The use of different methods of calculation leads to noticeable differences in the rates of VMP. This is because Asian developing countries, which account for most of the GDP of developing countries, have higher growth rates than the rest of the world, and their share should be higher when calculated on the basis of purchasing power parity than when calculated on the basis of current rates. . The main reason for this is that there is a tendency for the prices of goods and services to be undervalued in less developed countries due to lower wages in them. Therefore, when there is a revaluation of these goods and services in general prices, their value increases, especially in small countries, by 9-13%.

Differences in GMP estimates show that there is no single indicator that could take into account different types of economic activity in different countries identically. The suitability of each scoring method depends on the purpose of the analysis.

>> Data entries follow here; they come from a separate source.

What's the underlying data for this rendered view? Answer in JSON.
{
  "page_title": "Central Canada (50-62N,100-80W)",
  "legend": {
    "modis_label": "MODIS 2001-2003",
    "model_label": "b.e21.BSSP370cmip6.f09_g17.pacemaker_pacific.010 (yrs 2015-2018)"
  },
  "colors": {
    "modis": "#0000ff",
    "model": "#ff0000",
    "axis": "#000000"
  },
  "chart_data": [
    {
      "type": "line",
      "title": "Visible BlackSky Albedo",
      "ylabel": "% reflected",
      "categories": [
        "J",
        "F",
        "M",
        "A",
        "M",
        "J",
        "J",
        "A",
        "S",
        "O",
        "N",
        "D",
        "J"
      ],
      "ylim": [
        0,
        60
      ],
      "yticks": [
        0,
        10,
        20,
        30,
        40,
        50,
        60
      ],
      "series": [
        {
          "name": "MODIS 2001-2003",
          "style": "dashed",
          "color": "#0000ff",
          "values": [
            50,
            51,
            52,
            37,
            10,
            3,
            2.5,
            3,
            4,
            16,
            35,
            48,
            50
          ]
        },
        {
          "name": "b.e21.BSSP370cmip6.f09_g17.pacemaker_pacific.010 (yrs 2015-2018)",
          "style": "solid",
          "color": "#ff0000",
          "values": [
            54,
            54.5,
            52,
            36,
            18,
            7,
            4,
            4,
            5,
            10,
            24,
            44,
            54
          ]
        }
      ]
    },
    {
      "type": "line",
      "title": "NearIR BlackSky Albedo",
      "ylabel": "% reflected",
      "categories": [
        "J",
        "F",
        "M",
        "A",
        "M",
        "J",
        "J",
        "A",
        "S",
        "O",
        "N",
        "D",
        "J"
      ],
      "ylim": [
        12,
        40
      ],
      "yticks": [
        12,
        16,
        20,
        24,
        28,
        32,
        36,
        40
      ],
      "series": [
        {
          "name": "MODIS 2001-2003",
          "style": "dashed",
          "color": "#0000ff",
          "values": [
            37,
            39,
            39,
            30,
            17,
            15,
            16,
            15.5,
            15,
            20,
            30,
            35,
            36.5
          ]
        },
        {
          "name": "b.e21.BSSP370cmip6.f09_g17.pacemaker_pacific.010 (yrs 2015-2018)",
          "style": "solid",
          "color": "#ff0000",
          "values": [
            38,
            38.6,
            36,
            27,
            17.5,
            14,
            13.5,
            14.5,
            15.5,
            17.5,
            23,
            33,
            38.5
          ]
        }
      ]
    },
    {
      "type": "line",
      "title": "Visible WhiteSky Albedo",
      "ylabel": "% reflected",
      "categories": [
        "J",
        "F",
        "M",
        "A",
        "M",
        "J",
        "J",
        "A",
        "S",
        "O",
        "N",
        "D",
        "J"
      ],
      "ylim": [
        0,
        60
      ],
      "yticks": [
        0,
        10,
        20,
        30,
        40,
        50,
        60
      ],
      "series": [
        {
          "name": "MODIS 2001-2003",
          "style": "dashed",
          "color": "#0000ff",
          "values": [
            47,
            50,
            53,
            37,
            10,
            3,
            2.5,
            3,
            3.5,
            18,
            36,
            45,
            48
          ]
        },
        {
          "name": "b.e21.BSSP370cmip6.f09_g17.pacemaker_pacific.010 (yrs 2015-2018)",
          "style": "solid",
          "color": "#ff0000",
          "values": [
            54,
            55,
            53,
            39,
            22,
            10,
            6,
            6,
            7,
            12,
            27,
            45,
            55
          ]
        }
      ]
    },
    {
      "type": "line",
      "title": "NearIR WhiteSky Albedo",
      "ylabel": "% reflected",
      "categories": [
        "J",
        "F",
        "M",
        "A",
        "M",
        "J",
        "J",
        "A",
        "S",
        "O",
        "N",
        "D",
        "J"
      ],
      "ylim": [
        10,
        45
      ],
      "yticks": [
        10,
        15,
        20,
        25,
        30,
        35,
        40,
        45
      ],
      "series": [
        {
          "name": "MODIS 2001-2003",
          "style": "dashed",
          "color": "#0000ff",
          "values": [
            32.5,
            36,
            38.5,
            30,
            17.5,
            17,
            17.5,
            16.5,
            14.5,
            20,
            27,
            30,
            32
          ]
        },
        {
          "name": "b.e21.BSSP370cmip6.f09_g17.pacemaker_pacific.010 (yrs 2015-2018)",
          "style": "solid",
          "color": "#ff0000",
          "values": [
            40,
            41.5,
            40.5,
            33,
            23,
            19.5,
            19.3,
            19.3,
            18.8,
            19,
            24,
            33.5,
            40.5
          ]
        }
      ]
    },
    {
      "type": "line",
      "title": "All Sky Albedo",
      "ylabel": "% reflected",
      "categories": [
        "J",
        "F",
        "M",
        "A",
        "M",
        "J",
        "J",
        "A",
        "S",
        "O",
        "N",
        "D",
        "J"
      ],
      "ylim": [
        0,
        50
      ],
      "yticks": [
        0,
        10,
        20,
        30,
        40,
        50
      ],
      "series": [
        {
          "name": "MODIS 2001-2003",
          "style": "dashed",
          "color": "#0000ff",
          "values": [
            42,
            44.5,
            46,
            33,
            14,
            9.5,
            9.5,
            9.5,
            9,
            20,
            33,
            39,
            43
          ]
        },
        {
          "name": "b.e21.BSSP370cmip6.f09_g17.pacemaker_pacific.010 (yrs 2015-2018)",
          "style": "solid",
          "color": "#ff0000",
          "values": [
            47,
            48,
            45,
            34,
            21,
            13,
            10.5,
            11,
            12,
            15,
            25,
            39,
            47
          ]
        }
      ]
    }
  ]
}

The use of current exchange rates in estimating the GMP provides useful data in determining international flows of goods and services, the movement of capital between countries, levels of external debt, and payments that are often made based on current exchange rates.

Conclusion: in UN statistics, when calculating GDP and GMP, exchange rates are used, cleared of price fluctuations. This method allows you to obtain indicators without taking into account relative fluctuations in exchange rates and prices and more accurately assess the contribution of each country to the world product in comparison with the current exchange rate. The method of calculating GDP based on the purchasing power of currencies is used by the International Monetary Fund (IMF) and the Organization for Economic Co-operation and Development (OECD).